Ok, I’m Done With Being Nice

Karl Denninger does not play nice in his counter point to a NY Times article about “mortgage relief” tax dollars going to those who were fiscally irresponsible and should have never owned a house in the first place.  The really galling part of the Times story was their tacit approval of the sense of entitlement exhibited by those who deserve nothing.

Bond Binge Hangover

With a lot of hysteria over the increase in long interest rates recently, this is a good measured analysis that looks at the history of rates and the implications for investors holding bonds.

Obama’s Deficits Put US Credit Rating At Risk

The huge US deficits and debt won’t matter until it does matter.  No one doubts that the US will pay on obligations, but what will they pay with?  Markets perceptions of risk can change quickly, upsetting any perceived economic recovery.

The State Vs. Federal Schism

The growing budget deficits on a State level have been getting some serious notice lately but have not reached the crisis stage.  How exactly does the Fed monetize this problem?  If the States have to cut budgets enough to match spending with drastically declining tax receipts, this will more than wipe out any stimulus spending at the Federal level.

A Tale of Two Depressions

Some great charts with not so great implications for the world economies.  The policy response this time is different but will it make any difference?

Fed In Foreclosure, Mortgage Rates Battered

Some discussion on the Fed’s losing battle to manipulate rates lower by buying treasuries and mortgage debt.  Investors are not amused and are voting  with an avalanche of sell orders in the long government debt markets.  So what does the Fed do next?

Geithner – “I am not a crook”

“Chinese assets are very safe”

This remarkable assertion regarding the safety of US debt securities held by China was made by Timothy Geithner, US Treasury Secretary, during his visit to China.   That Mr. Geithner felt compelled to make this statement probably reinforced the unease China has about the finances of the United States.  If the Chinese assets were actually “safe” and everyone knew it, there would have been no need to say that they were safe.

Mr. Geithner’s denial brings to mind another famous denial made by Richard  Nixon during the Watergate affair – “I am not a crook”.  We all know how that turned out.  If it wasn’t obvious that everyone knew Nixon was a crook, he would not have had to deny it.  If US assets are really safe, Geithner would not have to say that they are safe.

Almost a Vaudeville Act

Mr Geithner’s “Chinese assets are very safe” line was  greeted with loud laughter by the student audience he made his remark to.   The laughter speaks for itself regarding the credibility given to Mr.
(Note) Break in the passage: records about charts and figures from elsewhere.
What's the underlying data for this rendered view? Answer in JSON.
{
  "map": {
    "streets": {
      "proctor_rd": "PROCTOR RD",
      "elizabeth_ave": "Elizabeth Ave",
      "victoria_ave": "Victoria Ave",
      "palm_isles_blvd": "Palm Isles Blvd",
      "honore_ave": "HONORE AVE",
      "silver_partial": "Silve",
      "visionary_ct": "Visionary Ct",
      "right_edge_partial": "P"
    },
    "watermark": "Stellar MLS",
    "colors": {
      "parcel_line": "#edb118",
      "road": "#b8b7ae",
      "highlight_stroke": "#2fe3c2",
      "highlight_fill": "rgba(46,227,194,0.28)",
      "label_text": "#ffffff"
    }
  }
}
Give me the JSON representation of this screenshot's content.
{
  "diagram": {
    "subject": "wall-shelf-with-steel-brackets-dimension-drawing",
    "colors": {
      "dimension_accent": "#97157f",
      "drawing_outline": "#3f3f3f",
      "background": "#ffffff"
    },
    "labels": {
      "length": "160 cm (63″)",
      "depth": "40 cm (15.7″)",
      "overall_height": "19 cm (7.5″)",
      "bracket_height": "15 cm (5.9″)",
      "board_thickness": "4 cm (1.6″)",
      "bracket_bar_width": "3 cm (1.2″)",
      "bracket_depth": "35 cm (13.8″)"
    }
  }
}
Geithner’s assurances.  Perhaps our Treasury Secretary should have countered the laughter by saying, “I am totally serious about this”.

At the same time, the President and Chairman of the Federal Reserve were very publicly proclaiming that the US deficits would be cut, future spending would be “disciplined” and that fiscal imbalances would be addressed.  These remarks probably confused the Chinese as they watch the United States implement programs that require trillions of dollars a year of new deficit spending.  You can say you will do something but what really counts is what you actually do.   Words are a cheap commodity while confidence is precious.
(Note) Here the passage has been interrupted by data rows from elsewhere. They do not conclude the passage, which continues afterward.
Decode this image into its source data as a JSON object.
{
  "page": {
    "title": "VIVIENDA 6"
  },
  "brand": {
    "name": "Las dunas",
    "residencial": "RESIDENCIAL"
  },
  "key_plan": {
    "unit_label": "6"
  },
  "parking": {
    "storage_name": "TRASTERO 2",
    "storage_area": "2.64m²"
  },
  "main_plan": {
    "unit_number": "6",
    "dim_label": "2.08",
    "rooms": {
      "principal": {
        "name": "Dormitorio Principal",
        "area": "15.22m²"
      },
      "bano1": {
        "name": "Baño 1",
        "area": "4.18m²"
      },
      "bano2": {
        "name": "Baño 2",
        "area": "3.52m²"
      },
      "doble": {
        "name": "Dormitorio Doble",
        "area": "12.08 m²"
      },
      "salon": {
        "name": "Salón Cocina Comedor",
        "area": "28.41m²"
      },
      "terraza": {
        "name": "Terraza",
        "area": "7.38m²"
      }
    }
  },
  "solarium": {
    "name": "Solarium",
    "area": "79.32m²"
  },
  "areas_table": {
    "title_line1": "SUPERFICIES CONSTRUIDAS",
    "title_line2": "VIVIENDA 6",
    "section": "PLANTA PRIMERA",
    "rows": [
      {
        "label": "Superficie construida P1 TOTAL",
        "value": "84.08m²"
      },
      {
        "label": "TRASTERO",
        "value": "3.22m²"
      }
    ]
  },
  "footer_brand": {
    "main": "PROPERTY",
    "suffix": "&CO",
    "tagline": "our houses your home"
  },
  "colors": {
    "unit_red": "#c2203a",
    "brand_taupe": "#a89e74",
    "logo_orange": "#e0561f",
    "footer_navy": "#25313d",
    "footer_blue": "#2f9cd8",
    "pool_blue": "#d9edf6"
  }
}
The recent remarks by Geithner, Obama and Bernanke promising fiscal restraint may have something to do with the following chart.

10 Year Treasury

10 Year Treasury

Courtesy: Yahoo finance

Despite the Fed’s massive purchases of mortgage and treasury securities,  price action in the long term treasury market clearly indicates more sellers than buyers, with rates nearly doubling since late last December.  Rates at 3.75% on the 10 year treasury are certainly not a disaster, but if all the powers of the Fed and Treasury to lower interest rates are failing, then maybe things aren’t so “safe” after all.